Because swollen lymph nodes caused by lymphoma usually do not result in pain, they may get larger over a long time before they are noticed. Also, fever may come and go for several weeks. Even the unexplained weight loss may continue for months before an individual consults a doctor.


Diagnosis usually begins with a physical exam with the doctor checking for swollen lymph nodes and organs throughout the body to look for general signs of the disease. If lymphoma is suspected, a doctor may ask for blood tests to check the numbers and appearance of the blood cells. Sometimes the diagnosis can be made with a special blood test called flow cytometry. This test is a way to sort and identify the different types of cells in the blood, including cancerous lymph cells.

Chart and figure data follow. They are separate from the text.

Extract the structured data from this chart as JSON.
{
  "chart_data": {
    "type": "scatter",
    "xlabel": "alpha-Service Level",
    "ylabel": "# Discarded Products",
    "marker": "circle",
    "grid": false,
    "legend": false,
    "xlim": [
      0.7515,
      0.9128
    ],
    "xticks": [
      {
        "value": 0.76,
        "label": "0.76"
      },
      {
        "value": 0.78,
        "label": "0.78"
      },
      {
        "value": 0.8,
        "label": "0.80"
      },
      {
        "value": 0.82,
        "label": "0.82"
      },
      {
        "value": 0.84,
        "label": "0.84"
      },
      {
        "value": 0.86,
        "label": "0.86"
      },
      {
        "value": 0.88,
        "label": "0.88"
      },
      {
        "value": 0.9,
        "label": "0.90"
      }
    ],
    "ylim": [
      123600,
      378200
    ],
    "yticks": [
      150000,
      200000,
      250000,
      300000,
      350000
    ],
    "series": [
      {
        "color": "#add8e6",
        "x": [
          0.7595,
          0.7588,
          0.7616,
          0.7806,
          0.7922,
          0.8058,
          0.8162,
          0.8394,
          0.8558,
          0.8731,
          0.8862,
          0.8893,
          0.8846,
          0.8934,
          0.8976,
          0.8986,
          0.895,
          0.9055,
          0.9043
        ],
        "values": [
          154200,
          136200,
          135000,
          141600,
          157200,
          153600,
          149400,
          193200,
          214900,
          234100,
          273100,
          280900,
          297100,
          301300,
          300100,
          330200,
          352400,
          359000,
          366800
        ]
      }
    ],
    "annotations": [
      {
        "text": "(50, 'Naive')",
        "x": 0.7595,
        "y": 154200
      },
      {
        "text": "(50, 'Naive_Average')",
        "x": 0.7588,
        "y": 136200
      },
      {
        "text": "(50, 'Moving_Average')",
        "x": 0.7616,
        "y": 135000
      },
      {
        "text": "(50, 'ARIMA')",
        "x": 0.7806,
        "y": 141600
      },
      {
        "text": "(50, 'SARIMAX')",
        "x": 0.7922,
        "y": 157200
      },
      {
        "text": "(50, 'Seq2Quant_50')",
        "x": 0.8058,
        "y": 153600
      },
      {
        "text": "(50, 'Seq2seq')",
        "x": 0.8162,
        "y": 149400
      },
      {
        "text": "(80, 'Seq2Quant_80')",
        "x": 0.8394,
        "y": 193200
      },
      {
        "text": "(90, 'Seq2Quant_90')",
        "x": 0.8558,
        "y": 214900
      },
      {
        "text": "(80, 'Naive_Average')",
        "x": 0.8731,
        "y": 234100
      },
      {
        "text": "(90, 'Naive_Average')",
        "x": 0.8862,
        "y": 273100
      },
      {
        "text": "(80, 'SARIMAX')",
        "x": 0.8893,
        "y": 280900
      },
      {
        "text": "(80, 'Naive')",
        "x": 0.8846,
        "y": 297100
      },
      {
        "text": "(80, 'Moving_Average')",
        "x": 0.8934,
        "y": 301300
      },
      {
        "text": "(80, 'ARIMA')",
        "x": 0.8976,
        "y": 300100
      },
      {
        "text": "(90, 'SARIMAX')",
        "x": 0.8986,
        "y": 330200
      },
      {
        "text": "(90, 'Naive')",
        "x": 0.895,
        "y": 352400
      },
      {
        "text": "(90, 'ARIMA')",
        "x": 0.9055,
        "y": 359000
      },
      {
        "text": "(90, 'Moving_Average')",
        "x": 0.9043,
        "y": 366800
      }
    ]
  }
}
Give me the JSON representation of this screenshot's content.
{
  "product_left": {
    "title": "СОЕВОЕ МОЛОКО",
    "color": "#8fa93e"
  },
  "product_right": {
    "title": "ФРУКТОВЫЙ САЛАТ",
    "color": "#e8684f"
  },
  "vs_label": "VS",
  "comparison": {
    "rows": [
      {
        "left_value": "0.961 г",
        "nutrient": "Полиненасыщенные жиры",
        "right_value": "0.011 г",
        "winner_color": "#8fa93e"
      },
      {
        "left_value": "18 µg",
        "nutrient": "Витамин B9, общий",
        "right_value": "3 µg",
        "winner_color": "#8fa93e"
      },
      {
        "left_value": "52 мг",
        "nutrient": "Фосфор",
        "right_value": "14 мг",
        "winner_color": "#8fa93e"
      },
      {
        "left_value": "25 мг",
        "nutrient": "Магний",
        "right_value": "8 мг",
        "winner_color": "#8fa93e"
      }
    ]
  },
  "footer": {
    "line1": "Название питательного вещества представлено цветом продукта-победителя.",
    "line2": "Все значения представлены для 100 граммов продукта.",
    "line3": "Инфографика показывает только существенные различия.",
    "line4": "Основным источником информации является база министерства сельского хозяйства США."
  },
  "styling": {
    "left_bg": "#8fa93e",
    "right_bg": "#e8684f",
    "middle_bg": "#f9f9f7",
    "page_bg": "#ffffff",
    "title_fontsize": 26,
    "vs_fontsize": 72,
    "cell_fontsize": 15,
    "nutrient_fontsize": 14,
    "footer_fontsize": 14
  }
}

A doctor may also recommend a lymph node biopsy to confirm the diagnosis. In this test, all or part of a lymph node is removed using a needle or during minor surgery. A specialist then views the tissue to check for lymphoma.

Other tests such as CT scans or an MRI of the chest and abdomen and/or a positron emission tomography (PET) scan may also be required in some instances. Often a bone marrow biopsy is performed.

These additional tests are usually done to determine the stage of lymphoma. The stages range from Stage I (cancer limited to one area, such as one lymph node) to Stage IV (cancer is growing in many lymph nodes throughout the body or in the bone marrow or other organs).

Occasionally, laparoscopic surgery may be done to help to determine the cancer’s stage.

Hodgkin lymphoma can often be cured. The duration of non-Hodgkin lymphoma varies and some forms are slow-growing. In these instances, treatment may be postponed until symptoms appear. In general, both Hodgkin and non-Hodgkin lymphoma will continue to worsen unless they are treated.

There is no definitive way to prevent lymphoma. But individuals may be able to lower the risk by taking precautions to avoid becoming infected with HIV.


Radiation is the usual treatment for Hodgkin disease that is localised to one group of lymph nodes. For more advanced stages of Hodgkin disease, combination chemotherapy with several different drugs may be used.

Treatment for non-Hodgkin lymphoma depends on the grade of lymphoma (low, or high), the stage of the disease, and the age and health of the patient. Low-grade (slow-growing) lymphomas, the ones that occur more often in older people, may not require immediate treatment if there are no symptoms. Early, aggressive therapy does not improve survival for most low-grade lymphomas.

In low-grade lymphoma that is advancing or causing symptoms may be treated in a variety of ways. The choice of therapy depends on the age of the person and whether there are other significant medical problems. Low dose chemotherapy won’t cure the lymphoma but may help to keep decrease the number of cancer cells. More aggressive therapy would include high dose chemotherapy, sometimes with immunotherapy using a biologic agent. Also doctors might consider a bone marrow transplant.

In a bone marrow transplant, the patient’s bone marrow cells are killed and then cancer-free bone marrow cells are injected. Stem cells are immature cells that grow into blood cells. In a stem cell transplant, the patient’s stem cells are removed and treated to kill the cancer before being injected back into the patient.

Immunotherapy draws from the body’s immune system to kill cancer cells or limit their growth. Monoclonal antibodies are the most commonly used biologic therapy to treat lymphoma, and these are specific proteins that attack certain cells.
Monoclonal antibodies are injected into the bloodstream and they may be used alone or to transport drugs, toxins, or radioactive material to cancer cells.